How are American men and British men different? “U.K. guys – well, the ones that I know – don’t take as much stock in their appearance,” says Keira Knightley in a new interview. “Ask an American guy what his beauty regime is, and he’ll tell you. Ask a Brit, and he’ll say, ‘Er … Guinness?’ I like that.”

I have been meaning to rant about this a little since I read it nearly a month or so ago, but I was reminded just now when reading a review of In Her Shoes by Frederica Mathewes-Green, whom I unfortunately missed when I attended her Antiochian Archdiocese parish in Baltimore a few weeks ago. She notes the masculinity of the male lead:

One last plus to this movie: the guy who eventually wins Rose’s heart turns out to be a much more interesting character than we’d have a right to expect from this kind of breezy, busy movie. According to the recent Leo Burnett Man Study, half of America’s men feel that their role in society is unclear. Do women want them dolled by remedial “Queer Eye” personal groomers? Or do they want a plaid-shirted, stubbly “Earl”? There’s uncharted distance between fop and caveman, metrosexual and retrosexual, yet that’s where most men live. In “In Her Shoes,” Simon (Mark Feuerstein) hits a mark in the middle that is surprisingly appealing, and the character holds his own on-screen despite the big-name ladies’ firepower. Simon has the listening skills women crave and expert culinary taste, yet his guy creds are vindicated by enthusiastic basketball fandom (though perhaps it’s too much to have him actually giving advice to the Sixers’ teammates, while they nod as insight dawns). Most of all, he’s in charge. When he and Rose begin to go horizontal, she nervously clicks off the lamp; he turns it on again. After a pause, she once again tries to hide her flaws in darkness; he looks at her firmly as he once again lights the lamp. What women want in men, even more than plucked eyebrows, is manly confidence. In a realm where examples are so scarce that half of the male population is confused, Simon is illuminating.

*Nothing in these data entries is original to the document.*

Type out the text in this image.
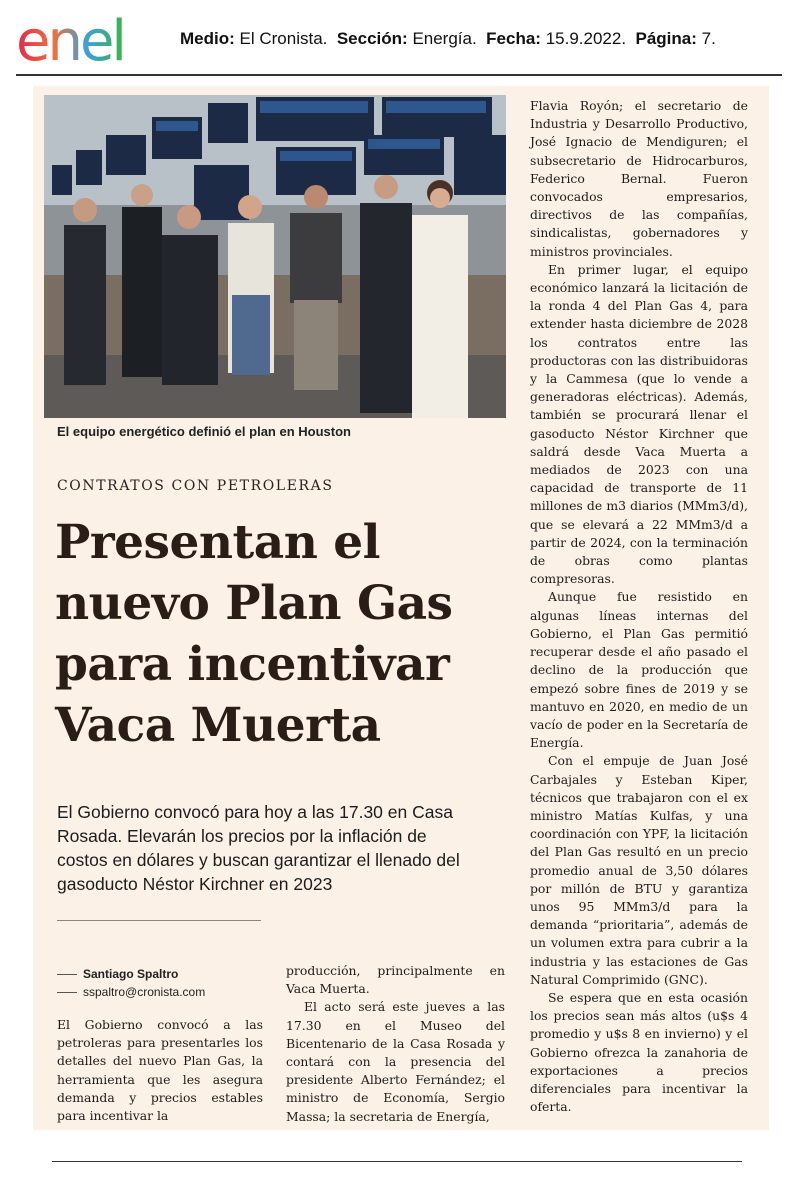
enel	Medio: El Cronista. Sección: Energía. Fecha: 15.9.2022. Página: 7.
El equipo energético definió el plan en Houston
CONTRATOS CON PETROLERAS
Presentan el
nuevo Plan Gas
para incentivar
Vaca Muerta
El Gobierno convocó para hoy a las 17.30 en Casa Rosada. Elevarán los precios por la inflación de costos en dólares y buscan garantizar el llenado del gasoducto Néstor Kirchner en 2023
Santiago Spaltro
sspaltro@cronista.com

El Gobierno convocó a las petroleras para presentarles los detalles del nuevo Plan Gas, la herramienta que les asegura demanda y precios estables para incentivar la

producción, principalmente en Vaca Muerta.

El acto será este jueves a las 17.30 en el Museo del Bicentenario de la Casa Rosada y contará con la presencia del presidente Alberto Fernández; el ministro de Economía, Sergio Massa; la secretaria de Energía,

Flavia Royón; el secretario de Industria y Desarrollo Productivo, José Ignacio de Mendiguren; el subsecretario de Hidrocarburos, Federico Bernal. Fueron convocados empresarios, directivos de las compañías, sindicalistas, gobernadores y ministros provinciales.

En primer lugar, el equipo económico lanzará la licitación de la ronda 4 del Plan Gas 4, para extender hasta diciembre de 2028 los contratos entre las productoras con las distribuidoras y la Cammesa (que lo vende a generadoras eléctricas). Además, también se procurará llenar el gasoducto Néstor Kirchner que saldrá desde Vaca Muerta a mediados de 2023 con una capacidad de transporte de 11 millones de m3 diarios (MMm3/d), que se elevará a 22 MMm3/d a partir de 2024, con la terminación de obras como plantas compresoras.

Aunque fue resistido en algunas líneas internas del Gobierno, el Plan Gas permitió recuperar desde el año pasado el declino de la producción que empezó sobre fines de 2019 y se mantuvo en 2020, en medio de un vacío de poder en la Secretaría de Energía.

Con el empuje de Juan José Carbajales y Esteban Kiper, técnicos que trabajaron con el ex ministro Matías Kulfas, y una coordinación con YPF, la licitación del Plan Gas resultó en un precio promedio anual de 3,50 dólares por millón de BTU y garantiza unos 95 MMm3/d para la demanda “prioritaria”, además de un volumen extra para cubrir a la industria y las estaciones de Gas Natural Comprimido (GNC).

Se espera que en esta ocasión los precios sean más altos (u$s 4 promedio y u$s 8 en invierno) y el Gobierno ofrezca la zanahoria de exportaciones a precios diferenciales para incentivar la oferta.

(The full review talks about the rest of the movie, of course: Frederica Mathewes-Green on National Review Online: Red-Hat District)

Now, perhaps Mother Frederica has spoken about what follows in one of her many essays on gender and sexuality (separate and distinct concepts, to be sure) released under the title Gender: Men, women, sex, and feminism. I don’t know; surely someone has, but I can’t cite it.

I’ve been thinking: masculinity and feminity complement one another, like yin and yang in the Tao. They are, or should be, balanced. The last century has seen a movement wherein that balance has been completely upset in a movement to secure equal rights and privileges for one part of this equation. Should we be surprised that the other part is confused?

Women have been told to act more masculine in order to liberate themselves; confusion about gender is only the beginning. The balance is beginning to right itself: Men are acting feminine. Indeterminate gender is becoming more acceptable socially.

Sometimes, I hear the lament, “Where have all the good men gone?” Perhaps the question should be reversed to find the answer.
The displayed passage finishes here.